Many fine new houses were built; Capt Howell, Commodore of the Red Star line, built ‘Redlands’** (on the left, going to Newport) and Capt James built Glanteg (on the right).
Additionally they were very generous to Tabor, a Baptist chapel where you might have expected Puritan sobriety but which accommodates an unusual richness of decoration.
However, as many of headstones in Dinas’ graveyards testify, a seaman’s life was fraught with danger and while an unusually high number of young men from Dinas reached the position of Master Mariner, many men from the village died at sea.
The beautiful clock in the vestry of Tabor is another gift from a sea captain – see the brass plate attached below the mechanism. The sobering instruction on the clock face tells us to ‘Remember the sailors’.
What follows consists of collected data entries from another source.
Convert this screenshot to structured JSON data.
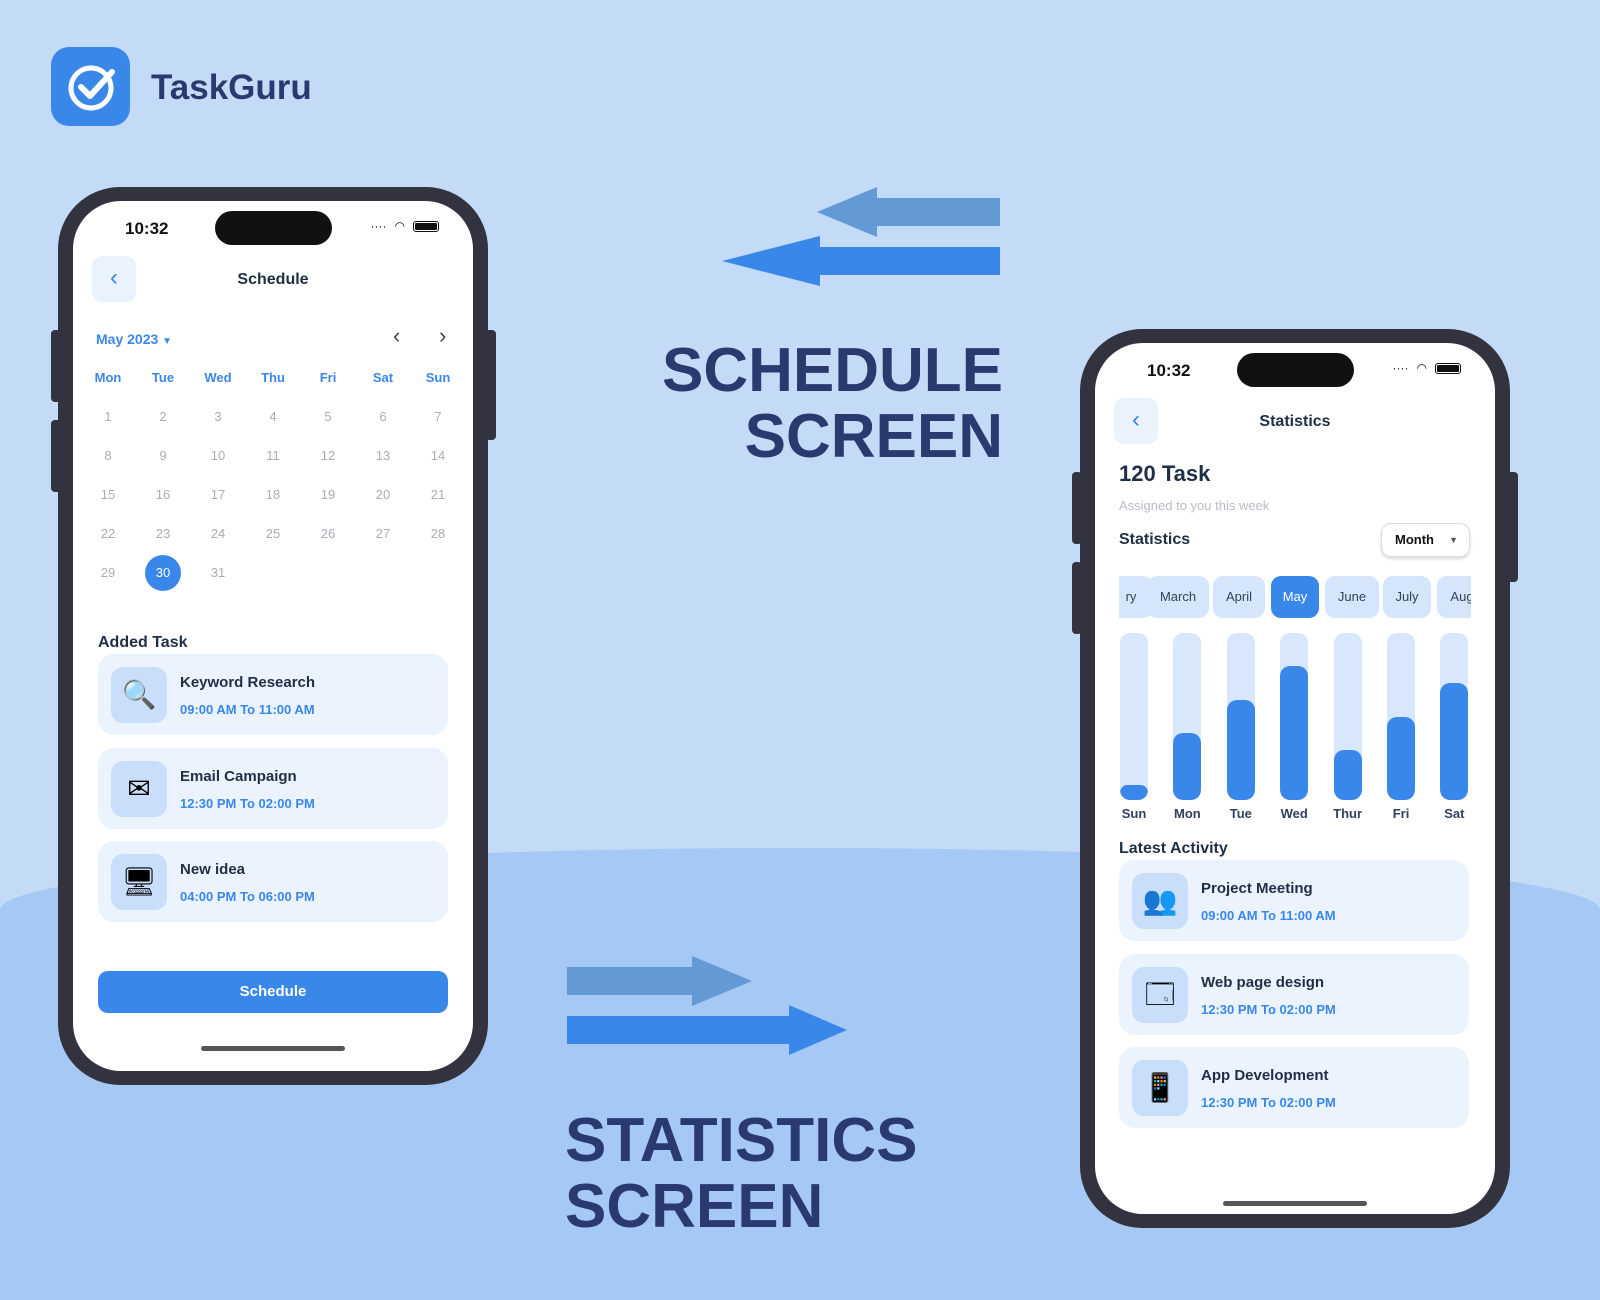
{
  "brand": {
    "name": "TaskGuru",
    "accent": "#3a87ea"
  },
  "captions": {
    "schedule": [
      "SCHEDULE",
      "SCREEN"
    ],
    "statistics": [
      "STATISTICS",
      "SCREEN"
    ]
  },
  "schedule_screen": {
    "status_time": "10:32",
    "title": "Schedule",
    "month_label": "May 2023",
    "weekdays": [
      "Mon",
      "Tue",
      "Wed",
      "Thu",
      "Fri",
      "Sat",
      "Sun"
    ],
    "days_in_month": 31,
    "selected_day": "30",
    "added_task_heading": "Added Task",
    "tasks": [
      {
        "name": "Keyword Research",
        "time": "09:00 AM To 11:00 AM",
        "icon": "magnifier-icon"
      },
      {
        "name": "Email Campaign",
        "time": "12:30 PM To 02:00 PM",
        "icon": "email-icon"
      },
      {
        "name": "New idea",
        "time": "04:00 PM To 06:00 PM",
        "icon": "devices-icon"
      }
    ],
    "schedule_button": "Schedule"
  },
  "statistics_screen": {
    "status_time": "10:32",
    "title": "Statistics",
    "task_count": "120 Task",
    "subtitle": "Assigned to you this week",
    "stats_heading": "Statistics",
    "period_select": "Month",
    "months": [
      "ry",
      "March",
      "April",
      "May",
      "June",
      "July",
      "Aug"
    ],
    "selected_month": "May",
    "latest_heading": "Latest Activity",
    "activities": [
      {
        "name": "Project Meeting",
        "time": "09:00 AM To 11:00 AM",
        "icon": "meeting-icon"
      },
      {
        "name": "Web page design",
        "time": "12:30 PM To 02:00 PM",
        "icon": "webpage-icon"
      },
      {
        "name": "App Development",
        "time": "12:30 PM To 02:00 PM",
        "icon": "phone-app-icon"
      }
    ]
  },
  "chart_data": {
    "type": "bar",
    "categories": [
      "Sun",
      "Mon",
      "Tue",
      "Wed",
      "Thur",
      "Fri",
      "Sat"
    ],
    "values": [
      0.09,
      0.4,
      0.6,
      0.8,
      0.3,
      0.5,
      0.7
    ],
    "ylim": [
      0,
      1
    ]
  }
}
My own great great grandfather Levi Harries did just that although he built 2 modest properties in Dinas, one for each of his daughters. He was then lost at sea aboard The Britannia in 1889 along with his son, David, who was his Mate. Difficult times.
I’m really enjoying browsing your blog. Many of my Laugharne ancestors from Dinas Cross died at sea. My great grandfather, Benjamin Laugharne, like your own ancestor, mentioned in another post, went to sea as a boy and rose to be bosun but was found to be colour blind and could not take his mate’s or master’s certificate. He left the sea and joined the Customs service in Cardiff. This no doubt saved him from an early death but broke our family’s connection with Dinas, although I still come back.
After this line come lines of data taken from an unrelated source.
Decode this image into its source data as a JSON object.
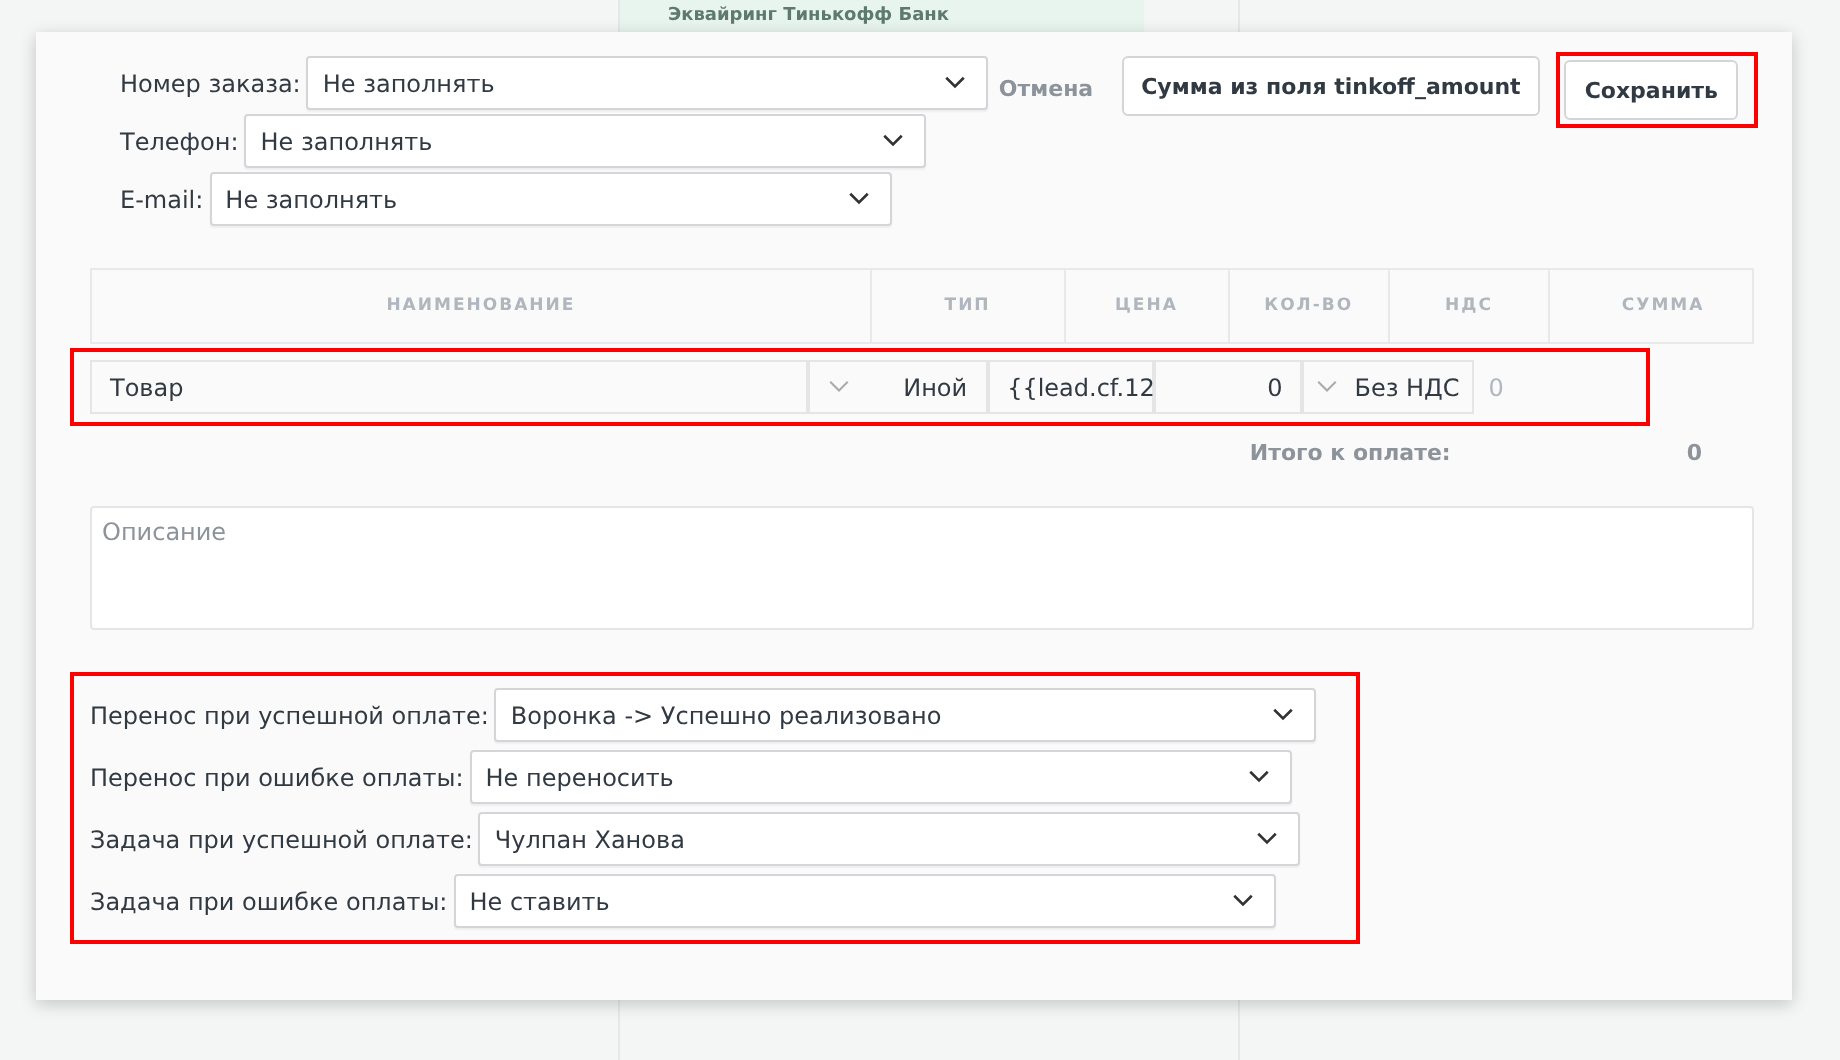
{
  "background": {
    "card_title": "Эквайринг Тинькофф Банк"
  },
  "contact_fields": [
    {
      "label": "Номер заказа:",
      "value": "Не заполнять"
    },
    {
      "label": "Телефон:",
      "value": "Не заполнять"
    },
    {
      "label": "E-mail:",
      "value": "Не заполнять"
    }
  ],
  "actions": {
    "cancel": "Отмена",
    "amount_button": "Сумма из поля tinkoff_amount",
    "save": "Сохранить",
    "save_highlighted": true
  },
  "table": {
    "columns": [
      "НАИМЕНОВАНИЕ",
      "ТИП",
      "ЦЕНА",
      "КОЛ-ВО",
      "НДС",
      "СУММА"
    ],
    "rows": [
      {
        "name": "Товар",
        "type": "Иной",
        "price": "{{lead.cf.12",
        "quantity": "0",
        "vat": "Без НДС",
        "sum": "0",
        "highlighted": true
      }
    ],
    "total_label": "Итого к оплате:",
    "total_value": "0"
  },
  "description": {
    "placeholder": "Описание"
  },
  "transfers_highlighted": true,
  "transfers": [
    {
      "label": "Перенос при успешной оплате:",
      "value": "Воронка -> Успешно реализовано"
    },
    {
      "label": "Перенос при ошибке оплаты:",
      "value": "Не переносить"
    },
    {
      "label": "Задача при успешной оплате:",
      "value": "Чулпан Ханова"
    },
    {
      "label": "Задача при ошибке оплаты:",
      "value": "Не ставить"
    }
  ]
}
How nice to hear from you. I’m glad you’ve enjoyed my posts. I’ve noticed the surname Laugharne around in Dinas but don’t think we have any in our family – although the colour-blindness genes our families share might indicate a connection. I came across your Newport history blog a while ago and was hoping for new posts. I found it really interesting! This blog has faded away since our autumn holiday but I’m starting again now and will be posting regularly.